Во время одной из вечеринок в комнате Зе Марии Сеабра принялся рассказывать о смелом переезде по горной цепи Лоза в автомобиле, нагруженном бомбами. Водителю сказали, что он повезет дыни. Поэтому, не подозревая об опасности, которая ему угрожала, он позволял машине подскакивать на ухабах; и при каждом толчке пассажиры ожидали катастрофы. «Дыни будут доставлены в хорошем состоянии?» — спросил один из них. «В хорошем, если мы тоже приедем», — ответил самый спокойный из них. Жулио холодно прервал его рассказ на полуслове.
— Прекрати. Ты не был там и потому не знаешь, как все происходило.
Сеабра не был там, но, рассказывая историю, опустил эту деталь: заметив впечатление, произведенное на слушающих, он вообразил себя одним из загадочных участников этого смелого поступка.

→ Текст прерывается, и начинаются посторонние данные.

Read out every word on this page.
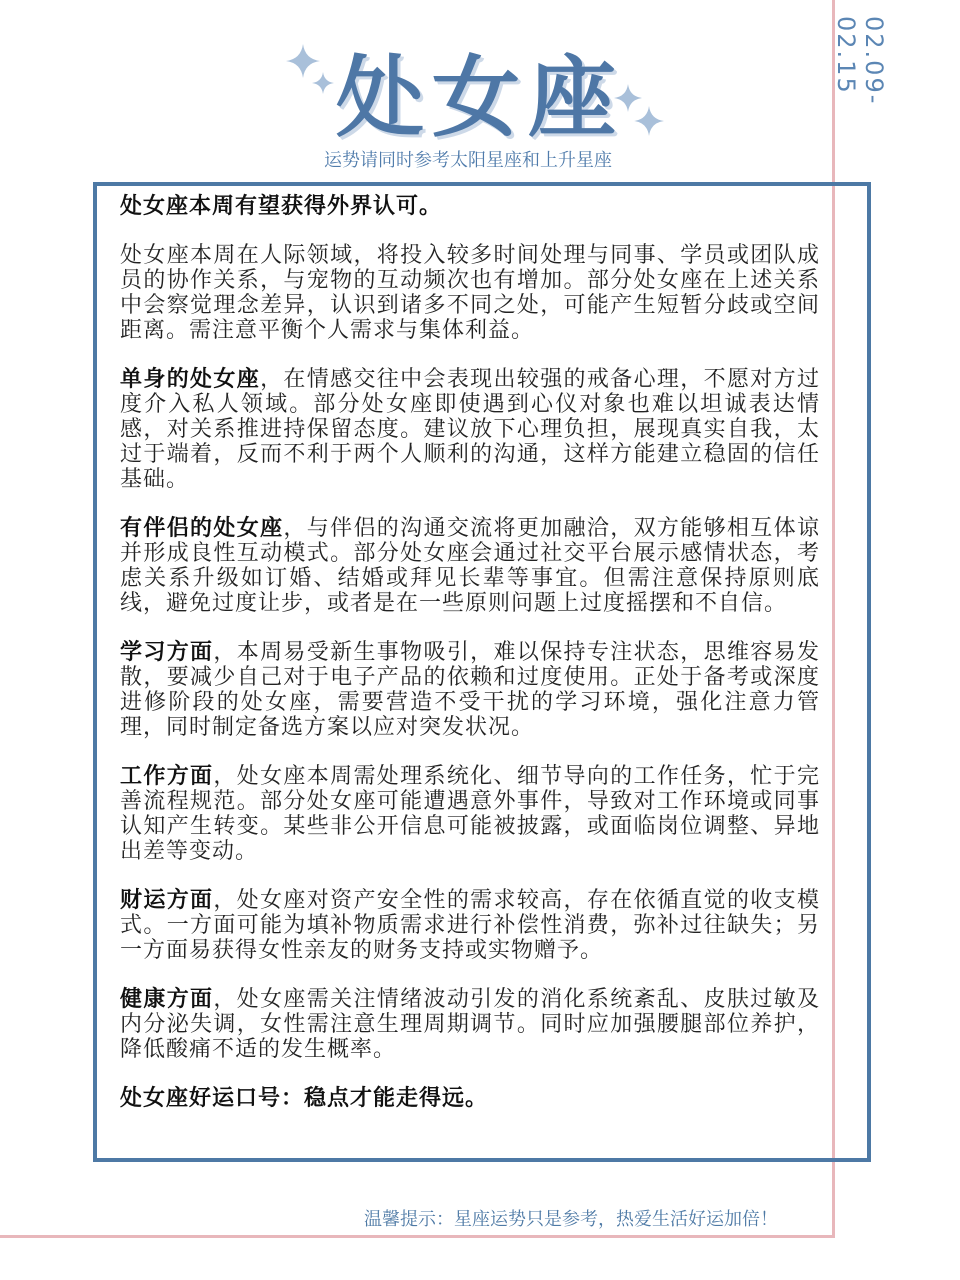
02.09-02.15
处女座
运势请同时参考太阳星座和上升星座

处女座本周有望获得外界认可。

处女座本周在人际领域，将投入较多时间处理与同事、学员或团队成员的协作关系，与宠物的互动频次也有增加。部分处女座在上述关系中会察觉理念差异，认识到诸多不同之处，可能产生短暂分歧或空间距离。需注意平衡个人需求与集体利益。

单身的处女座，在情感交往中会表现出较强的戒备心理，不愿对方过度介入私人领域。部分处女座即使遇到心仪对象也难以坦诚表达情感，对关系推进持保留态度。建议放下心理负担，展现真实自我，太过于端着，反而不利于两个人顺利的沟通，这样方能建立稳固的信任基础。

有伴侣的处女座，与伴侣的沟通交流将更加融洽，双方能够相互体谅并形成良性互动模式。部分处女座会通过社交平台展示感情状态，考虑关系升级如订婚、结婚或拜见长辈等事宜。但需注意保持原则底线，避免过度让步，或者是在一些原则问题上过度摇摆和不自信。

学习方面，本周易受新生事物吸引，难以保持专注状态，思维容易发散，要减少自己对于电子产品的依赖和过度使用。正处于备考或深度进修阶段的处女座，需要营造不受干扰的学习环境，强化注意力管理，同时制定备选方案以应对突发状况。

工作方面，处女座本周需处理系统化、细节导向的工作任务，忙于完善流程规范。部分处女座可能遭遇意外事件，导致对工作环境或同事认知产生转变。某些非公开信息可能被披露，或面临岗位调整、异地出差等变动。

财运方面，处女座对资产安全性的需求较高，存在依循直觉的收支模式。一方面可能为填补物质需求进行补偿性消费，弥补过往缺失；另一方面易获得女性亲友的财务支持或实物赠予。

健康方面，处女座需关注情绪波动引发的消化系统紊乱、皮肤过敏及内分泌失调，女性需注意生理周期调节。同时应加强腰腿部位养护，降低酸痛不适的发生概率。

处女座好运口号：稳点才能走得远。

温馨提示：星座运势只是参考，热爱生活好运加倍！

Да, все они жаждали стать активными, бесстрашными участниками борьбы за свое будущее. Только трусы могли держаться вдали от событий. Мир переживал исторический момент. Война против Гитлера была войной против фашизма, где бы он ни был и какое бы обличье ни принимал; эта борьба была зарей будущего. Живя в провинциальном городке и не предпринимая никаких действий, они чувствовали себя дезертирами. И поэтому выдумывали истории, которые, будучи такими желанными, становились как бы реальными. Необходимо было снова что-то предпринять, но одного желания было уже недостаточно. Иногда по ночам, перед приближением рассвета, ими овладевало предчувствие, что они станут свидетелями более важного события, чем еще один рассвет, события, которое изменит лицо мира. И это ожидание больших событий проявлялось во всем: Упавший с дерева лист, шум бриза, убегающий вдаль автомобиль, выстрел. Когда они возвращались домой, то ожидали услышать этот выстрел в могильной тишине. Но напрасно. Даже полицейские не преграждали им путь. Никто не воспользовался их готовностью к самопожертвованию. И они уставали от напрасного ожидания. Поэтому каждым преследуемым и замученным борцом, каждым самоубийцей, бросившимся из окна тюрьмы, с тем чтобы отчаяние не вынудило его стать предателем, они оправдывали свои неудачи, ощущая в то же время еще сильнее свою бесполезность. И тогда все средства годились для того, чтобы отсрочить необходимые действия.